Even though I'm not very good at it I find art a very important part of the playful part of math and science. I've bemoaned the narrow-minded focus on STEM in schools enough, so here's a delightful example.
Before film it was discovered we have a persistence of vision - the mind stitches together smooth motion by combing something like 25 still images per second.1 In the early 1800s the zoetrope was invented. A drum with image frames painted on the inside would be spun. It had a series of slits around the periphery that you would look through to watch the short animation. These became toys of the Victorian era leading to more sophisticated design.
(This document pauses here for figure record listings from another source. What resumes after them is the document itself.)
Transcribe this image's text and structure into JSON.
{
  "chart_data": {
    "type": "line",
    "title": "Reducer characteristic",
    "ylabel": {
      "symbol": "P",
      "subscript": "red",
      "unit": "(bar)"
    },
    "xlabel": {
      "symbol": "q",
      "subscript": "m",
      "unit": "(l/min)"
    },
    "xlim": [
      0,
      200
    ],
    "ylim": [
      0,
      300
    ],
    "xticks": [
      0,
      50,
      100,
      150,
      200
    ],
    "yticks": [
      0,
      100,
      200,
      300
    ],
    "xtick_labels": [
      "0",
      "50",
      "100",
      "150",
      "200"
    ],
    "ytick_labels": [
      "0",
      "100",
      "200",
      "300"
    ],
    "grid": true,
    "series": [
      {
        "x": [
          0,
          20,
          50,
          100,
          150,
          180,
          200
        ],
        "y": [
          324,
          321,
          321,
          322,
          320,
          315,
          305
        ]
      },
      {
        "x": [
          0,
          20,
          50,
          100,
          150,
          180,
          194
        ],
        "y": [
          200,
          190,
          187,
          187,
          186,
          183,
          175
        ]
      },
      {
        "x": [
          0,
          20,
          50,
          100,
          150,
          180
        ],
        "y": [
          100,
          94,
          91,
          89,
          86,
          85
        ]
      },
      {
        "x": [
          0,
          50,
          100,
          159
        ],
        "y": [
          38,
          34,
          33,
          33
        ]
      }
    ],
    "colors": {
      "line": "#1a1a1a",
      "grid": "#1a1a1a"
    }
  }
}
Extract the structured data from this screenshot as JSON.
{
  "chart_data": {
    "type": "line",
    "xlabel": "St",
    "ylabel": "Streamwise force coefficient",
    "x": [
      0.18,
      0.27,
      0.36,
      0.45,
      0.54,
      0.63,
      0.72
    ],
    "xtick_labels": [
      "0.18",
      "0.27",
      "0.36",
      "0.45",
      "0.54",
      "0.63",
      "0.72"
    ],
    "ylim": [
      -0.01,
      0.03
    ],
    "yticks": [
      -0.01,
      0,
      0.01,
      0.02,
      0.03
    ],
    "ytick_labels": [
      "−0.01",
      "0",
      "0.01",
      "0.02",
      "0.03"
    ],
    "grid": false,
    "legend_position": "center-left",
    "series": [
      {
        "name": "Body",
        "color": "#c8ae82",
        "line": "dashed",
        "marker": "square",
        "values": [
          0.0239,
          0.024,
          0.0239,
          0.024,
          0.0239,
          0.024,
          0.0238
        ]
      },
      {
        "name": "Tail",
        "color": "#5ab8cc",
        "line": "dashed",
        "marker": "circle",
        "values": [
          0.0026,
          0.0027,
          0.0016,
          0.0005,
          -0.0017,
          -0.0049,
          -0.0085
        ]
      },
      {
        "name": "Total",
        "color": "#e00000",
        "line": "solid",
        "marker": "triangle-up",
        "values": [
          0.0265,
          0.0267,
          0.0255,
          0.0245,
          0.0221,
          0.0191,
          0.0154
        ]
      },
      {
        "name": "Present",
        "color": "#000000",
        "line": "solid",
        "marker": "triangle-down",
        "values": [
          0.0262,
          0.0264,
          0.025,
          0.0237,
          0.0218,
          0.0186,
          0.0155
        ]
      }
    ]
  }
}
Stitching moving still frames into an illusion of motion led to something of the inverse. A blurry vibrating guitar string viewed using a bright light that flashes with a regular frequency appears to stop. The stroboscope has a wide range of application - you've probably used one in a high school science class and electronic versions that only display the repeating parts of a signal are fundamental to electrical engineering.
You can write on the surface of a spinning object and by picking the right frequency of a flashing strobe light motion will appear. Now what if you could do this on a complex surface?
The EggBot is a delightful little piece of tech. A computer controlled printer that draws on spherical and roughly spherical shapes. Balls and, well, even eggs. Jiri Zemanek at the Czech Technical University in Prague generates interesting patterns in Matlab which was used to drive his Eggbot. Then he spins the eggs and adjusts the frequency of a strobe light. Art, math, science and engineering and a bit of time for your imagination to take flight.
1 At least most of us think persistence of vision is what allows us to view motion in film. It turns out to be more complicated and a combination of persistence of vision and the phi phenomenon. Persistence of vision is why you don't see the black spaces that come before each frame in a film. The phi phenomenon is the apparent motion of a sequence of still images.